Indie Games Reviews 42 – 04/30/2024


Restart by JesseAidyn – 
https://jesseaidyn.itch.io/restart 

This poetic experience offers a sumptuous world to explore and unravel – the hints hiding in the verses of a poem. This game is part of Jesse Aidyn’s more extensive research in logical contradictions, but I dare say it also explores sensorial and affective contradictions, offering magical and horrifying surprises. It’s also technically superb visually and worth the extra stress on the GPU.

Three Verses by sphere – https://d-mag.itch.io/three-verses

This title also explores the videoludic potentials of poetry, combining the quest for missing verses in PS1-era glitchy world exploration and JRPG mechanics. A must-play if you enjoyed Fatum Betula or Neko Yume, with an extra dash of Shin Megami Tensei spell casting. Any game where magic equals submachine guns is S-class in my book. The soundtrack is also excellent.

Angiogenesis by rdb – https://rdb.itch.io/angiogenesis

Biomechanical anatomical/architectural eye candy speeding in the ocular channels – what I imagined N20 on PS1 would have been when I got it in the discount bin as a kid.

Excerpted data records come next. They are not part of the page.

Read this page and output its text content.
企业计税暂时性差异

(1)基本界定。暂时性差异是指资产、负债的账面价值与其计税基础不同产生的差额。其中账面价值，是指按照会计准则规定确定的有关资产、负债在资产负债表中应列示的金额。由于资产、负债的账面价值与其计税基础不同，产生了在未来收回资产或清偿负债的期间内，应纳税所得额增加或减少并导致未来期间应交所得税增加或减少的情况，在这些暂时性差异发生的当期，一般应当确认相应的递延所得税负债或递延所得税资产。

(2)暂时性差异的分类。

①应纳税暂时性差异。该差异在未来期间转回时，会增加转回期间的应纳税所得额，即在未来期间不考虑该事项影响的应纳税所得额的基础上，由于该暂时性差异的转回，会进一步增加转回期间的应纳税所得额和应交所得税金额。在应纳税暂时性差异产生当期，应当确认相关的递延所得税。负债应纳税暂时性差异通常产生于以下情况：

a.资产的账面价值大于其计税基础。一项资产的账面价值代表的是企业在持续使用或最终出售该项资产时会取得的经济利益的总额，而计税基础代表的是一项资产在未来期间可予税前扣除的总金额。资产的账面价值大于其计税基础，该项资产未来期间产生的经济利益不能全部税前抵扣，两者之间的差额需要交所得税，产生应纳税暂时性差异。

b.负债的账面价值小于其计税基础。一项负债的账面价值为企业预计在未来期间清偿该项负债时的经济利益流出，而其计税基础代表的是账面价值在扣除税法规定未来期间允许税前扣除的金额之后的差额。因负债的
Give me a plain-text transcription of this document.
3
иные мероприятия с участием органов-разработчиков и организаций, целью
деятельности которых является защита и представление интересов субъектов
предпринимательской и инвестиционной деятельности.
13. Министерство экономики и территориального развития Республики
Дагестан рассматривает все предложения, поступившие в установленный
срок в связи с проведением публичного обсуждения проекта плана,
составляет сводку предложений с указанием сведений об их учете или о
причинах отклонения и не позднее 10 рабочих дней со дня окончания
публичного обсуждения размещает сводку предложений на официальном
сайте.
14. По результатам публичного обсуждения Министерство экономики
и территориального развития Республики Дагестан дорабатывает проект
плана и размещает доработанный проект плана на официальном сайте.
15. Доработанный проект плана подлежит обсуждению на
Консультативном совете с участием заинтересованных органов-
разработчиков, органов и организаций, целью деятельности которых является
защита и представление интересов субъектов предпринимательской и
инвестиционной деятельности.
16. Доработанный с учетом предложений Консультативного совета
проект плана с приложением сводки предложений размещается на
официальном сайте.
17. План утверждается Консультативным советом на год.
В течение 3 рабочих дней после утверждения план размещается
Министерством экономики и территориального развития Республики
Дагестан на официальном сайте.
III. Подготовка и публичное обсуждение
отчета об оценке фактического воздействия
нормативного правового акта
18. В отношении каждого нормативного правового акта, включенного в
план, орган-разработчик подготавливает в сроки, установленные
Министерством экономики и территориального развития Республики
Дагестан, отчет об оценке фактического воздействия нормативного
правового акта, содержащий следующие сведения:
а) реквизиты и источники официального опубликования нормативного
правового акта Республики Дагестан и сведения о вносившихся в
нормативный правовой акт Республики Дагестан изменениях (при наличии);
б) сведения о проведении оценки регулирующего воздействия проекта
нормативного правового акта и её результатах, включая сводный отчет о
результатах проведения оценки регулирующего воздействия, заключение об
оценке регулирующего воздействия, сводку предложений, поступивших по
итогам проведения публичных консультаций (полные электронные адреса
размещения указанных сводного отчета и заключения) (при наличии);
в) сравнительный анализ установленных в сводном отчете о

Wandering Soul by Zirael Dev – https://ziraeldev.itch.io/wandering-soul-project

Malign solarization is used as a symptom of cognitive impairment – leading to the exploration of an uncanny city fully reflecting mental breakdown. Unfortunately, a few typos extracted me from immersion (and the textual element could have been fully removed in my opinion), but this is a great example of the violent affective force of color saturation.

Stamp stamp stamp by ducc – https://ducc-devs.itch.io/sss 

Short and excellent corpohorror fully exploiting the paranoiac element of cubicles. The ending is predictable, but there are a few good jumpscares before getting there.

Barbotine by Alex Rasslof – https://alex-rassloff.itch.io/barbotine

A house-party vomiting accident quickly escalates to a full-blown floral infection. Alex Rasslof seemed to enjoy building this hallucinatory rollercoaster of exquisite body horror. For me, this pleasure was as infectious as the mysterious illness corrupting the protagonist – beautiful PS1 and music to boot.

Pan by DobraStudios – https://dobrastudios.itch.io/pan

Abandon all logic and appreciate the postmodern janky hilarity of this punk-naruto point and click adventure game.

Phantombild by 95 rats – https://95rats.itch.io/phantombild

Part elevated analog horror, part Mr. Potato reimagined by a raging psychopath, Phantombild is a unique and challenging puzzle game with an ambiance oozing with malice. Highly recommended.


OTHER GAMES PLAYED

Super 56 (Steamdeck)—It has a few flaws—such as the narrative element I couldn’t care less about—but this compilation of Wariowarish minigames is probably the best one on the market right now. It’s absolutely unhinged and bonkers, though a bit repetitive.

Automaton Lung (Steamdeck) – As janky as it is cryptic, I was pretty blown away learning this game was initially released on Nintendo DS. Automaton Lung boils down the platforming mechanic to its core elements: to locate and pick up tokens and find ways to reach seemingly inaccessible sections. The real charm here is the weird, abandoned architecture and the brilliant soundtrack by Luke Vincent. Meditative weirdness.

Robocop: Rogue City (PS5) – After the brilliant Terminator: Resistance, Teyon does it again with the Robocop IP. Even without the Verhoeven masterpiece of cyberpunk pitch-black comedy as a backdrop, this game as an AA is still way ahead of the rubbish collect-a-thon of the modern RPG-esque shooters.  It does start slow, but as soon as you can upgrade the Auto-9, the game turns into a glorious pyrotechnic gorefest where your walking tank mows through hordes of punks and mercenaries: very dumb, very fan service-y, but pure enjoyment.

Dap (Steamdeck) – Folk/Lovecraftian horror take on Pikmin. It can get frustrating at times due to insane difficulty spikes and confusing spatial mechanics, but in the end, it adds to the mystifying lore that absorbs you in its weird world-building. The pulsing dark ambient soundtrack is highly effective at rattling nerves as you witness your little buddies slowly turning homicidal through spore contamination.

Happy Game (Switch) – Psyops through child mental abuse. Extraordinarily creative and cruel puzzles, especially when the dog comes into play. Heed the warnings.

Tsugunohi (Switch)—It’s mechanically significantly barebone—press left to advance and submit yourself to progressively more horrifying jumpscares. It’s closer to an interactive novel than a game, per se, but it perfectly conveys that specific charm of J-Horror movies, especially the more obscure straight-to-DVD ones from the early 2000s. It goes hard on the cheese, but in a very specific static style that injects some ambient uncanniness. And that was, for me, way more effective and anxiogenic.